A terceira coisa que me ajudou a virar a situação foi a meditação. Eu nunca tinha meditado antes e realmente não acreditava que isso pudesse ter algum efeito. Mas minha ansiedade estava tão grande, e minha mente tão confusa, que eu estava disposta a qualquer coisa.
No começo, era difícil sentar com minha ansiedade e concentrar na minha respiração. E foi ainda mais difícil aprender a deixar os pensamentos autodepreciativos, que fui treinada a ter, passarem, se dissolverem. Graças à minha persistência e ao apoio que tive de minha família e terapeuta, eu comecei a perceber que eram só pensamentos, que não fatos, que não me definiam. E não eram sequer meus pensamentos.
Quanto mais o tempo passava, mais eu percebia o quanto estava deixando que outra pessoa me definisse. Foi assustador perceber o quanto de mim mesma eu abandonei, de livre e espontânea vontade. Foi então que finalmente consegui não só ouvir, mas aceitar, as palavras “a culpa não é sua” e também dizê-las em voz alta e acreditar nelas.
Tive a sorte de sair de um relacionamento abusivo, mas reconheço que nem todo mundo que está nessa dinâmica tóxica tem a autoconfiança e as ferramentas para sair. Espero que, compartilhando minha história, aqueles que estão em um relacionamento abusivo possam reunir todos os recursos que têm à sua volta para lhes dar o apoio que precisam, e isso inclui seus entes queridos, terapeutas e meditação.

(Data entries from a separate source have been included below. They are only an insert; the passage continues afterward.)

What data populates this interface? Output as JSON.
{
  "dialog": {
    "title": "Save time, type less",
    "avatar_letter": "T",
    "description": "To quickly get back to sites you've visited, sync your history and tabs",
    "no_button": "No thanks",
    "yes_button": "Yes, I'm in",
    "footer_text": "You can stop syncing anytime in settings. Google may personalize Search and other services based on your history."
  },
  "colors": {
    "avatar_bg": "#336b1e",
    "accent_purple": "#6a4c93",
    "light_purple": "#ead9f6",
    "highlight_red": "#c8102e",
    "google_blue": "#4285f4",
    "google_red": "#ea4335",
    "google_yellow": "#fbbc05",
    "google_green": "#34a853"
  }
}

E tão importante quanto isso é que nós, como sociedade, aceitemos que qualquer um pode ser vítima de um relacionamento abusivo. Normalmente isso é visto como uma situação à qual apenas os indivíduos fracos e submisso estão sujeitos. Mas, desde que saí desse relacionamento, conheci muitas vítimas que eram pessoas fortes, resilientes, autoconfiantes e independentes, e mesmo assim foram vítimas da manipulação de outra pessoa. É muito importante que, ao invés de sentir empatia, pena ou vergonha pelas vítimas, as acolhamos com compaixão e sem julgamentos. É muito importante entender que quando um amigo ou familiar está em um relacionamento assim, temos que acolhê-lo sem julgar. É muito importante que o apoiemos e esperemos o momento certo em que finalmente estarão preparados para escutar: “A culpa não é sua”.